For those who fund their HSA and use it for medical expenses in the same year, they should keep the money in the cash account. However, if you have little expected medical costs, or are willing to NOT tap into your HSA, the best bet would be to invest your balance. Investing your HSA dollars is the only real way to take advantage of the back-end tax benefits: tax-free growth. However, this would require that you not only fund the HSA, but also pay your current medical expenses out of your own pocket instead of using the HSA. This can be hard to do, but it works for those with the cash flow (or other assets) to do so.
In fact, this is the ideal scenario: fund the account; avoid withdrawals; invest the balance; and let it grow tax-free for your future retirement medical expenses.
What Happens to the Account After I Die?
Assuming you are married, and your spouse is your beneficiary, the account becomes your spouse’s HSA by having the funds move into a new HSA in their name. There are no taxes or penalties to change the account over to a spouse. If you are not married, the account ceases to be an HSA upon your death. It must be distributed to the beneficiaries of the account (or your estate if you don’t have named beneficiaries). There is no penalty on distribution, but the full distribution is taxable income to the non-spouse beneficiaries. This taxable income may be reduced for any qualified medical expenses incurred prior to your death and paid by the beneficiary within one year after your death.

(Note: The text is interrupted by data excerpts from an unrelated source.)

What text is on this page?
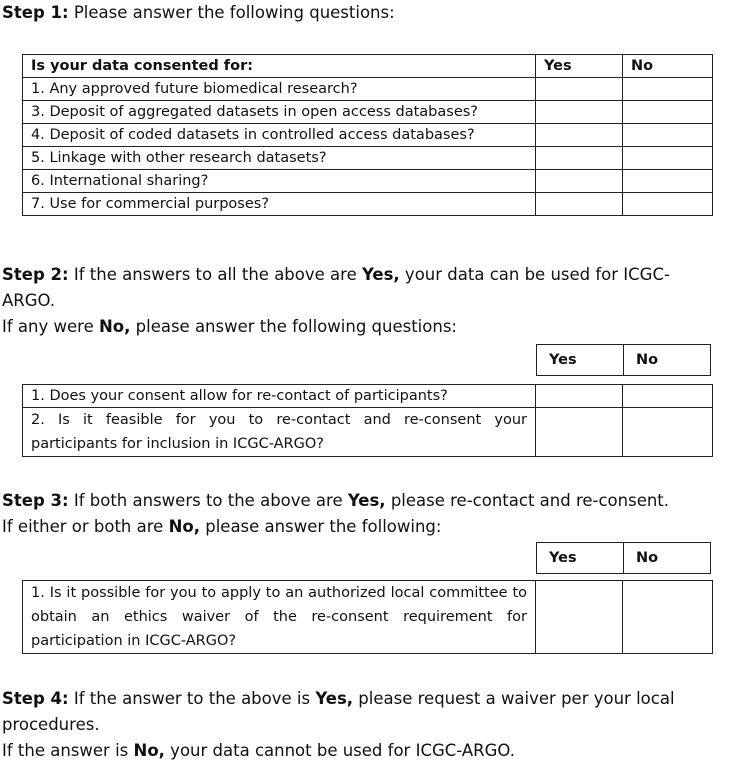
Step 1: Please answer the following questions:
Is your data consented for:	Yes	No
1. Any approved future biomedical research?		
3. Deposit of aggregated datasets in open access databases?		
4. Deposit of coded datasets in controlled access databases?		
5. Linkage with other research datasets?		
6. International sharing?		
7. Use for commercial purposes?		
Step 2: If the answers to all the above are Yes, your data can be used for ICGC-
ARGO.
If any were No, please answer the following questions:
Yes	No
1. Does your consent allow for re-contact of participants?		
2. Is it feasible for you to re-contact and re-consent your participants for inclusion in ICGC-ARGO?		
Step 3: If both answers to the above are Yes, please re-contact and re-consent.
If either or both are No, please answer the following:
Yes	No
1. Is it possible for you to apply to an authorized local committee to obtain an ethics waiver of the re-consent requirement for participation in ICGC-ARGO?		
Step 4: If the answer to the above is Yes, please request a waiver per your local
procedures.
If the answer is No, your data cannot be used for ICGC-ARGO.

While you may be inclined to leverage the tax-free nature of the HSA by NOT using it and instead allowing the tax-free growth to compound, this can be risky in the event the balance becomes so large that both of you don’t end up spending the balance.
What Else Should I Consider?
As you search for an HSA provider, be sure to examine whether it offers an easy-to-use web interface, a suitable array of investment choices, low or non-existent monthly maintenance or transaction fees, and beware of minimum balance requirements. Should you wish to move your HSA in the future, it can be rolled over to a different provider. One website, www.HSASearch.com, lists several hundred providers and allows you to compare features.
In summary, the benefits of an HSA are:
- Front-end tax break. Your contributions are tax deductible which reduces your taxable income and your tax.
- Back-end tax break. The account grows tax-free as long as you spend them on qualified medical expenses.
- Ongoing tax break. The earnings are in the account are not taxable. In other words, you don't get a 1099 each year where you must report the earnings on your tax return.
- You never lose funds. They stay in the account for your entire life, with no penalty if you don't spend them.
- Withdrawals are never taxed, as long as you spend them on qualified medical expenses.
- You can spend it on yourself or your family for medical expenses.
- You own it. It stays with you and is portable, regardless of your employer or changes to your insurance plan.
If you're eligible for an HSA and you have the ability to fund it, you should open one right away and take advantage of the benefits of the ultimate savings machine!